Rather than doing away with the law itself, steps need to be taken to prevent the sedition law’s misuse, the professor said. In addition to “iron-clad provisions to prevent misuse of the law, police personnel must be educated on its provisions.”
A growing number of legal experts and rights activists, however, are calling for the sedition law’s removal from the rule books as it undermines democracy.
Indeed, the sedition law is antithetical to a democracy. The right to freedom of expression is central to a democracy. Being able to express differences with the government non-violently, and criticize its policies and plans without fear of punishment are key to the health of a democracy. Yet independent India decided to hold on to the controversial sedition law. It provided authorities with a tool to silence dissent and criticism.
Although most people who are charged with sedition are not convicted and thus escape the punishment this law prescribes, this is cold comfort especially in a country like India where the process is punishment. Getting arrested and spending days, sometimes even years in prison without bail, is a hellish experience.
Thus, while those who cheered for Pakistan’s recent victories in cricket matches can remain hopeful that they are will eventually be let off, they can expect to spend at least a few months in jail waiting for the court hearing to begin.

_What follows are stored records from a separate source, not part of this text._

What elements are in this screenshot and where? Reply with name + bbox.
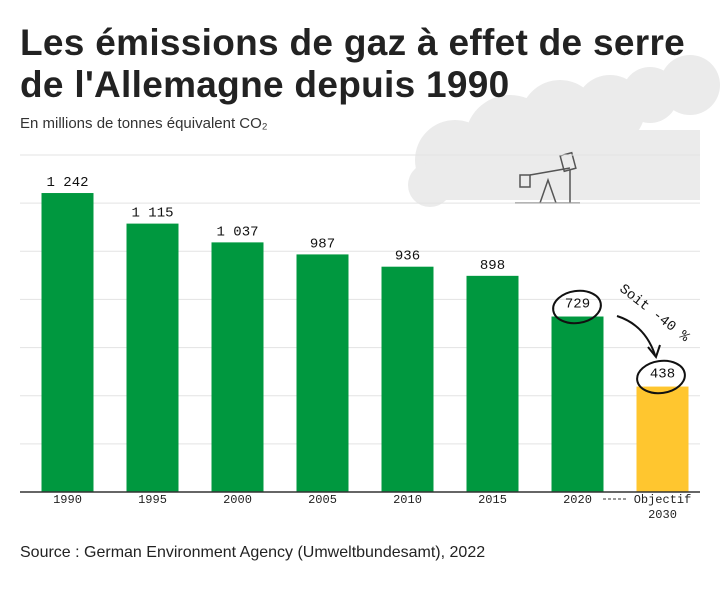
chart-title: Les émissions de gaz à effet de serre de… xyxy=(20,22,686,105)
bar xyxy=(381,266,434,492)
bar xyxy=(211,242,264,492)
x-tick-label: 2010 xyxy=(393,493,422,507)
bar xyxy=(636,386,689,492)
x-tick-label: 2020 xyxy=(563,493,592,507)
value-label: 987 xyxy=(310,236,335,252)
highlight-circle xyxy=(636,359,686,395)
value-label: 898 xyxy=(480,258,505,274)
x-tick-label: 1990 xyxy=(53,493,82,507)
bar xyxy=(296,254,349,492)
annotation: Soit -40 % xyxy=(616,281,693,346)
value-label: 1 242 xyxy=(46,175,88,191)
highlight-circle xyxy=(552,289,602,325)
x-tick-label: 2000 xyxy=(223,493,252,507)
value-label: 1 115 xyxy=(131,206,173,222)
source: Source : German Environment Agency (Umwe… xyxy=(20,544,486,561)
x-tick-label: 2005 xyxy=(308,493,337,507)
value-label: 936 xyxy=(395,249,420,265)
value-label: 729 xyxy=(565,297,590,313)
bar xyxy=(41,193,94,493)
bar xyxy=(551,316,604,492)
x-tick-label: 1995 xyxy=(138,493,167,507)
x-tick-label: 2015 xyxy=(478,493,507,507)
arrow xyxy=(616,315,656,356)
value-label: 438 xyxy=(650,367,675,383)
chart-subtitle: En millions de tonnes équivalent CO₂ xyxy=(20,115,268,132)
cloud-icon xyxy=(408,55,720,207)
bar xyxy=(466,275,519,492)
value-label: 1 037 xyxy=(216,224,258,240)
x-tick-label: Objectif 2030 xyxy=(633,493,692,522)
arrow-head xyxy=(647,344,661,360)
bar xyxy=(126,223,179,492)
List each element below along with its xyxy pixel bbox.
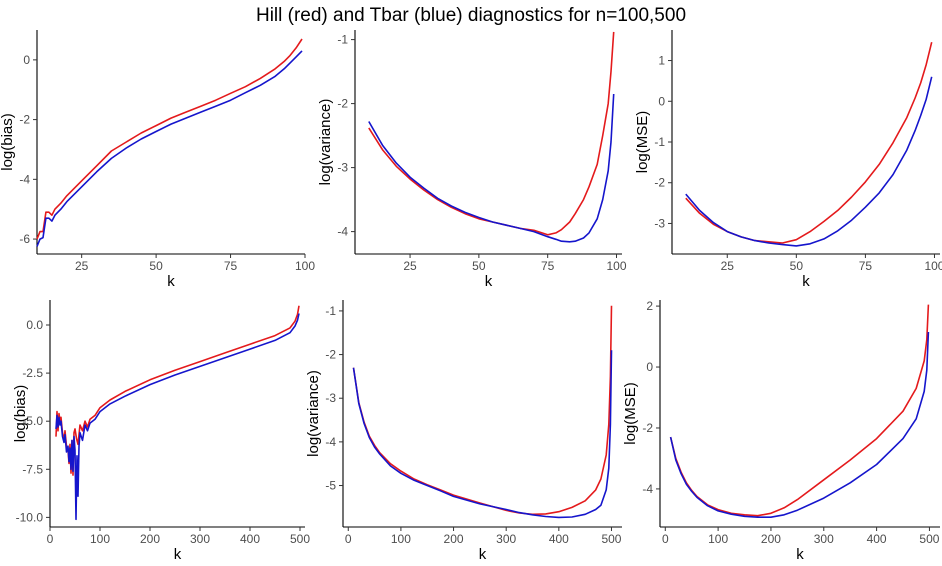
y-tick-label: -4: [19, 172, 30, 186]
y-axis-label: log(bias): [12, 385, 29, 443]
x-tick-label: 0: [662, 532, 669, 546]
series-line-tbar: [352, 350, 613, 519]
x-tick-label: 100: [708, 532, 728, 546]
y-tick-label: 0: [23, 53, 30, 67]
y-tick-label: 0: [658, 94, 665, 108]
y-tick-label: -2: [325, 348, 336, 362]
x-tick-label: 0: [47, 532, 54, 546]
y-tick-label: -1: [337, 33, 348, 47]
x-tick-label: 200: [444, 532, 464, 546]
x-tick-label: 500: [601, 532, 621, 546]
y-tick-label: -5.0: [22, 414, 43, 428]
x-tick-label: 400: [549, 532, 569, 546]
y-tick-label: -4: [325, 435, 336, 449]
x-tick-label: 400: [867, 532, 887, 546]
x-tick-label: 25: [721, 259, 735, 273]
series-line-tbar: [669, 331, 930, 519]
x-tick-label: 500: [919, 532, 939, 546]
y-tick-label: -6: [19, 232, 30, 246]
x-tick-label: 400: [240, 532, 260, 546]
y-tick-label: -3: [654, 216, 665, 230]
panel-6: 0 100 200 300 400 500 -4 -2 0 2 k log(MSE): [622, 299, 940, 563]
x-tick-label: 25: [75, 259, 89, 273]
panel-5: 0 100 200 300 400 500 -5 -4 -3 -2 -1 k log(variance): [305, 300, 622, 563]
series-line-hill: [352, 305, 613, 516]
x-tick-label: 200: [761, 532, 781, 546]
x-tick-label: 75: [859, 259, 873, 273]
x-tick-label: 200: [140, 532, 160, 546]
series-line-tbar: [685, 76, 933, 247]
y-tick-label: -5: [325, 479, 336, 493]
series-line-tbar: [36, 50, 303, 247]
x-axis-label: k: [796, 546, 804, 563]
y-axis-label: log(MSE): [634, 111, 651, 174]
figure-title: Hill (red) and Tbar (blue) diagnostics f…: [256, 5, 686, 26]
x-axis-label: k: [174, 546, 182, 563]
y-tick-label: -7.5: [22, 462, 43, 476]
x-tick-label: 300: [496, 532, 516, 546]
x-axis-label: k: [802, 273, 810, 290]
y-tick-label: -2: [654, 176, 665, 190]
x-tick-label: 50: [149, 259, 163, 273]
x-axis-label: k: [167, 273, 175, 290]
panel-3: 25 50 75 100 -3 -2 -1 0 1 k log(MSE): [634, 30, 942, 290]
y-tick-label: 0: [646, 360, 653, 374]
x-axis-label: k: [485, 273, 493, 290]
y-tick-label: 0.0: [26, 318, 43, 332]
series-line-tbar: [368, 93, 615, 243]
panel-2: 25 50 75 100 -4 -3 -2 -1 k log(variance): [317, 30, 627, 290]
x-tick-label: 500: [290, 532, 310, 546]
y-axis-label: log(MSE): [622, 382, 639, 445]
series-line-hill: [685, 42, 933, 244]
x-tick-label: 75: [224, 259, 238, 273]
panel-1: 25 50 75 100 -6 -4 -2 0 k log(bias): [0, 30, 315, 290]
x-axis-label: k: [479, 546, 487, 563]
x-tick-label: 75: [541, 259, 555, 273]
x-tick-label: 100: [606, 259, 626, 273]
y-tick-label: -4: [642, 482, 653, 496]
x-tick-label: 50: [790, 259, 804, 273]
series-line-tbar: [55, 313, 300, 521]
y-tick-label: -3: [337, 161, 348, 175]
series-line-hill: [55, 305, 300, 476]
y-tick-label: -4: [337, 225, 348, 239]
x-tick-label: 25: [403, 259, 417, 273]
y-tick-label: -2.5: [22, 366, 43, 380]
y-tick-label: -2: [642, 421, 653, 435]
y-tick-label: -2: [19, 113, 30, 127]
y-axis-label: log(variance): [317, 99, 334, 186]
y-tick-label: -3: [325, 391, 336, 405]
y-tick-label: -1: [325, 304, 336, 318]
panel-4: 0 100 200 300 400 500 -10.0 -7.5 -5.0 -2.5 0.0 k log…: [12, 300, 310, 563]
y-tick-label: 1: [658, 54, 665, 68]
y-axis-label: log(bias): [0, 113, 16, 171]
x-tick-label: 300: [814, 532, 834, 546]
series-line-hill: [36, 38, 303, 240]
y-tick-label: -1: [654, 135, 665, 149]
y-tick-label: -2: [337, 97, 348, 111]
y-tick-label: 2: [646, 299, 653, 313]
x-tick-label: 100: [924, 259, 942, 273]
series-line-hill: [368, 31, 615, 236]
x-tick-label: 100: [295, 259, 315, 273]
x-tick-label: 300: [190, 532, 210, 546]
x-tick-label: 50: [472, 259, 486, 273]
x-tick-label: 100: [90, 532, 110, 546]
y-tick-label: -10.0: [16, 510, 44, 524]
x-tick-label: 0: [345, 532, 352, 546]
y-axis-label: log(variance): [305, 370, 322, 457]
x-tick-label: 100: [391, 532, 411, 546]
series-line-hill: [669, 304, 930, 517]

They can, however, draw satisfaction from the fact that they are in esteemed company — India’s founding father, Mahatma Gandhi was charged with sedition by British colonial rulers. During his trial in 1922, Gandhi is said to have described Section 124 A as “the prince among the political sections of the Indian Penal Code designed to suppress the liberty of a citizen.”
Slapping sedition charges to teach people a lesson or to force them to become pro-India will not work.
As Gandhi said at his trial, “Affection cannot be manufactured or regulated by the law. If one has no affection for a particular person or system, one should be free to give the fullest expression to his disaffection, so long as he does not contemplate, promote or incite to violence.”